Pp saying no pockets in a shroud, you might want to leave something for someone - perhaps even a disabled child who will need care throughout adulthood.

Then again, usually people who say that have a fuckton of money or they'd not say it. Or they live off someone else and are clueless, I had to drift away from a friend married to a hedge fund manager because I got so bloody sick of her telling me to stop worrying about money (amongst other stupid comments).

Who are you suggesting wants the state to own and control all resources?

I don’t think that anyone on here is saying that.

Ginmonkeyagain · 03/10/2023 15:31

Most advanced western ecomomies are consumer societies, I am not sure it is in their interests to stop people buying and owning things.

In fact a lot of the older school capitalists (newspaper owners, film companies, large retailers) are in crisis precisely because younger people do not want to own physical things or even pay for content.

Celibacyinthesticks · 03/10/2023 15:31

HongKongGarden · 03/10/2023 15:21

What has a comment on car subscription schemes got to do with an article on car subscription schemes?

Seriously?

DH uses car rental schemes in a couple of the cities he works in, and thinks they are brilliant.
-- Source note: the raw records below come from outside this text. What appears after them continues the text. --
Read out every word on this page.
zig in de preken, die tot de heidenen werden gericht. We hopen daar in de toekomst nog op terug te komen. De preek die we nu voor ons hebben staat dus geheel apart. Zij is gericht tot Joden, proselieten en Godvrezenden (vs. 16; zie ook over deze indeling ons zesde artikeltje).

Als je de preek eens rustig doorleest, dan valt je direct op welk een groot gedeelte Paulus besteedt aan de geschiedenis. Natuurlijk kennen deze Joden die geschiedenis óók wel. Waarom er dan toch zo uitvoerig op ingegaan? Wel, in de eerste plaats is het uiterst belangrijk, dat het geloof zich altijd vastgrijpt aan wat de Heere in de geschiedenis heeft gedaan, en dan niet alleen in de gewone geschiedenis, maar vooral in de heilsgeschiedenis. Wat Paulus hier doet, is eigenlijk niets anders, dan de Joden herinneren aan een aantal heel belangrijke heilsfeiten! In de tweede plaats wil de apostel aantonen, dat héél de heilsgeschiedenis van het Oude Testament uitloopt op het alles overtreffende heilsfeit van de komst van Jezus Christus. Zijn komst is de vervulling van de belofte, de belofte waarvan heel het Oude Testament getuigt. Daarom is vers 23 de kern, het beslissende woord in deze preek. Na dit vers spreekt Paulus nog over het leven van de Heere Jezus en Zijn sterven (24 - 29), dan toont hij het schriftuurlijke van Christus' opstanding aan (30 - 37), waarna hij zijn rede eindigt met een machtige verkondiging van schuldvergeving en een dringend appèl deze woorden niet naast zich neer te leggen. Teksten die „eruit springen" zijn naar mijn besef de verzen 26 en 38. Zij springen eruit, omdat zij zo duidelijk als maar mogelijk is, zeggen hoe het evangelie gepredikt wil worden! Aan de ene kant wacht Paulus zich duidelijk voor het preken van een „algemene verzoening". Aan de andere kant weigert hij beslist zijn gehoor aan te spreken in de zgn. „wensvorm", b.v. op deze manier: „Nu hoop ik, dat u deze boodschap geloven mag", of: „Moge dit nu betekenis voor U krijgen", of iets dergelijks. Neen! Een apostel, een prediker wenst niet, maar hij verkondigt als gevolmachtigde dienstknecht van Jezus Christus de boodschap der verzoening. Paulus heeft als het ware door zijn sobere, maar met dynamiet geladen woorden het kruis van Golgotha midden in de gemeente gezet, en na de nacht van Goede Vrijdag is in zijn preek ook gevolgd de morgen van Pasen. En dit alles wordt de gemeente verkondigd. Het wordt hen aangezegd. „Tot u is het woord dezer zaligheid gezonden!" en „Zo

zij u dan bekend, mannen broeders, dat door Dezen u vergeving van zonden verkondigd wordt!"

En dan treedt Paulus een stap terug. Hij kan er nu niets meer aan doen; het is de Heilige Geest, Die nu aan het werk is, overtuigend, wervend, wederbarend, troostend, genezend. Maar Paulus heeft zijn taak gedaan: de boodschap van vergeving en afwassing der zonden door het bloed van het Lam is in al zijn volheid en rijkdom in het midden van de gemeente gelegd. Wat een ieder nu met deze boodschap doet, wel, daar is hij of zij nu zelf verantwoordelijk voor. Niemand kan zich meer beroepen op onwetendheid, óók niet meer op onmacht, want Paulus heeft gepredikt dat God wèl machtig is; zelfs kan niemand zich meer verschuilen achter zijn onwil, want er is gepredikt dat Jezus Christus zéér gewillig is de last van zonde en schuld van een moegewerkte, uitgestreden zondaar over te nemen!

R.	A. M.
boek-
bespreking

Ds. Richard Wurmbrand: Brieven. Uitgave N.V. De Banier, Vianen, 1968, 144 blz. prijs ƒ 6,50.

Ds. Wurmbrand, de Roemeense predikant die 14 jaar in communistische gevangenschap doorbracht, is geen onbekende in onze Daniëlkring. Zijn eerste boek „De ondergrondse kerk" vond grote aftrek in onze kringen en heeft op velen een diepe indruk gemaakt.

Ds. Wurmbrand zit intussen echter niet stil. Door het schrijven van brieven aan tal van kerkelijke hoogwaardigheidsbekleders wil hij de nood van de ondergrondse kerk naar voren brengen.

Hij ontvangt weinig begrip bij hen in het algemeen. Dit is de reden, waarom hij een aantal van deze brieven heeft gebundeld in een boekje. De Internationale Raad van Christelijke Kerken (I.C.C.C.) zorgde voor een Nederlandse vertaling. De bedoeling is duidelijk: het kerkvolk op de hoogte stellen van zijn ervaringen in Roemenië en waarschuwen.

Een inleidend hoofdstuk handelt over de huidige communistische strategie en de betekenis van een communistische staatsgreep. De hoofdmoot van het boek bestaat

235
I tend to agree, having a car available within a couple of hundred mètres of wherever you are is great, and is far better use of resources for those who just want to use one occasionally.

He also has a collection of cars and motorbikes which he owns, and sometimes goes out just to look at. That’s great too.

Yes seriously, your comment was not about car subscription schemes it’s about hiring a car! your comment has absolutely nothing to do with the article I posted, clearly you haven’t read it.

Ginmonkeyagain · 03/10/2023 15:33

umm things like Zipcar are car subscription schemes.

Ginmonkeyagain · 03/10/2023 15:34

Oh god - I went in and read it - she's a freeman of the land type. They're all mad as a box of frogs.